Add the chopped rhubarb, caster sugar and a pinch of salt to a large saucepan.
Place the saucepan over medium heat and cook the rhubarb for 5 to 7 minutes until soft. Just let the rhubarb and sugar sweat for a while and stir regularly. Keep an eye on it though to make sure that the melted sugar is not burning! In the end stir in the strawberry jam. You can also add a drop of red food coloring if you want.

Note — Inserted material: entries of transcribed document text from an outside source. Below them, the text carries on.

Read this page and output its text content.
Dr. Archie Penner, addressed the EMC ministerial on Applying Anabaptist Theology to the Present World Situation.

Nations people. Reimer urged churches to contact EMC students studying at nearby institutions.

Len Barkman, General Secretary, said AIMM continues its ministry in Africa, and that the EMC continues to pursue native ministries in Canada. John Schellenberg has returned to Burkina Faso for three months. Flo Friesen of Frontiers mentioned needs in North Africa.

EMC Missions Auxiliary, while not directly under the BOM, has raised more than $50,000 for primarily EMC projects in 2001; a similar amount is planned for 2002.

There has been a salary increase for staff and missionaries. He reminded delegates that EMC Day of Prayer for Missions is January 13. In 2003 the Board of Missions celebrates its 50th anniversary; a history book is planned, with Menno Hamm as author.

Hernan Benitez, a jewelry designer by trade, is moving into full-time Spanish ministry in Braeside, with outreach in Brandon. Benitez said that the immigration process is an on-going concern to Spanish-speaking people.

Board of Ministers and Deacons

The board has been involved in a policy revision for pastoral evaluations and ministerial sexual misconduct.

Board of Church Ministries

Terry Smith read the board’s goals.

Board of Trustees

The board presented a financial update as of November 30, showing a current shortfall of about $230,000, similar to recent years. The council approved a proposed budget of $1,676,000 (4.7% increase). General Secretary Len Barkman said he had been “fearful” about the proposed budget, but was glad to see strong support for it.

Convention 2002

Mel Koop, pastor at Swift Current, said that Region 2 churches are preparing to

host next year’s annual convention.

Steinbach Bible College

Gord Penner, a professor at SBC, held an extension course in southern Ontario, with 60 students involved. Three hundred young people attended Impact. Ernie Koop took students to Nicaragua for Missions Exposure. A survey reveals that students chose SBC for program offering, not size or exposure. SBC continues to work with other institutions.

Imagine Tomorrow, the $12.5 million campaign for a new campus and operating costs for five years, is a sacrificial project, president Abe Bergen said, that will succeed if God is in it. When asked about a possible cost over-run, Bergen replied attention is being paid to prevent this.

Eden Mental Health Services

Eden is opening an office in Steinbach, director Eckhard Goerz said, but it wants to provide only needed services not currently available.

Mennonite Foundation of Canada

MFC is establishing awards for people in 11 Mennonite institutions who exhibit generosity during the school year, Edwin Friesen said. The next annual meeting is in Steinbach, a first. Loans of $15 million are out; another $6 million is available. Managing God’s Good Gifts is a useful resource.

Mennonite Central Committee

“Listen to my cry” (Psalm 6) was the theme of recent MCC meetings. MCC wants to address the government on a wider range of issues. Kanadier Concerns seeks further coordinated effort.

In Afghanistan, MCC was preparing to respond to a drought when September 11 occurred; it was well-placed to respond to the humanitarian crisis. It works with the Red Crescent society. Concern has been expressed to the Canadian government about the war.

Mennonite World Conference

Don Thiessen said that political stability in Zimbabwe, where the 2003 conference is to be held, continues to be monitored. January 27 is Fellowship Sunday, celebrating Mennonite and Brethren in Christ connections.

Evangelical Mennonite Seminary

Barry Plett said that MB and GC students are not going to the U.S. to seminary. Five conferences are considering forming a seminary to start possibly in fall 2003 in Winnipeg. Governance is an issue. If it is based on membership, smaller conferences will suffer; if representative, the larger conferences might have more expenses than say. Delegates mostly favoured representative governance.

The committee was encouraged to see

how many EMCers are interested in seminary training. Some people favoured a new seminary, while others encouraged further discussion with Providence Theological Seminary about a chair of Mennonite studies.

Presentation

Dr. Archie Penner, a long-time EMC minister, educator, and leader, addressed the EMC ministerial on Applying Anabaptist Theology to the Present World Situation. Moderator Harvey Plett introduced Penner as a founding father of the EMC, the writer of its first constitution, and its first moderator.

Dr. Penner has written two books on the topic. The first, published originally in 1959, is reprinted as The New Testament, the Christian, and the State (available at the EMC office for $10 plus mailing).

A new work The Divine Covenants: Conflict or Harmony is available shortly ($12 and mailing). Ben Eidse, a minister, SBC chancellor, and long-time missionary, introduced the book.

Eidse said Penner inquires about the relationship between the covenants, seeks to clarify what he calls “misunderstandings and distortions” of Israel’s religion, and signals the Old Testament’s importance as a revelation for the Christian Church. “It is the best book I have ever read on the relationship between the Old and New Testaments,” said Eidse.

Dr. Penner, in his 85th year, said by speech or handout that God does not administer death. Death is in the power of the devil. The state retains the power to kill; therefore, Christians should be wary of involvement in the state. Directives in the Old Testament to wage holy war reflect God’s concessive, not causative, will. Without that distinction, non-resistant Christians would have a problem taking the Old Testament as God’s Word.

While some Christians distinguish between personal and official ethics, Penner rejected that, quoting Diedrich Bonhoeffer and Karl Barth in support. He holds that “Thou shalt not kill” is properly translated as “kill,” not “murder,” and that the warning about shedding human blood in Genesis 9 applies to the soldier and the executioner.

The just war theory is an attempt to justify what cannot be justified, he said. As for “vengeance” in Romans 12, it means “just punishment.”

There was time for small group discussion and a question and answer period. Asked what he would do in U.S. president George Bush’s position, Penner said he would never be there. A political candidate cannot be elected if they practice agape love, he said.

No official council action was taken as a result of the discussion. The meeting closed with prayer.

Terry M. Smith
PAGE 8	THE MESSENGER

Then take the rhubarb puree off the heat and place it aside until cooled down. In the meantime chop the pistachios roughly and add them together with the brown sugar, self-raising flour, a pinch of salt and the diced cold butter to a large mixing bowl. Rub these 5 ingredients together between your fingers until you get a crumbly and lumpy mixture.
Scoop the cooled rhubarb and strawberry mixture into small ramekins. Top them evenly with the pistachio crumble.
Bake the rhubarb crumbles in a preheated oven at 356°F (180°C) for 25 minutes or until the pistachio crumble on top looks golden. Put a piece of tinfoil on top if it browns too fast. Remove the rhubarb crumble from the hot oven and let them cool a little because the rhubarb underneath the crumble layer is blazing hot. Serve lukewarm.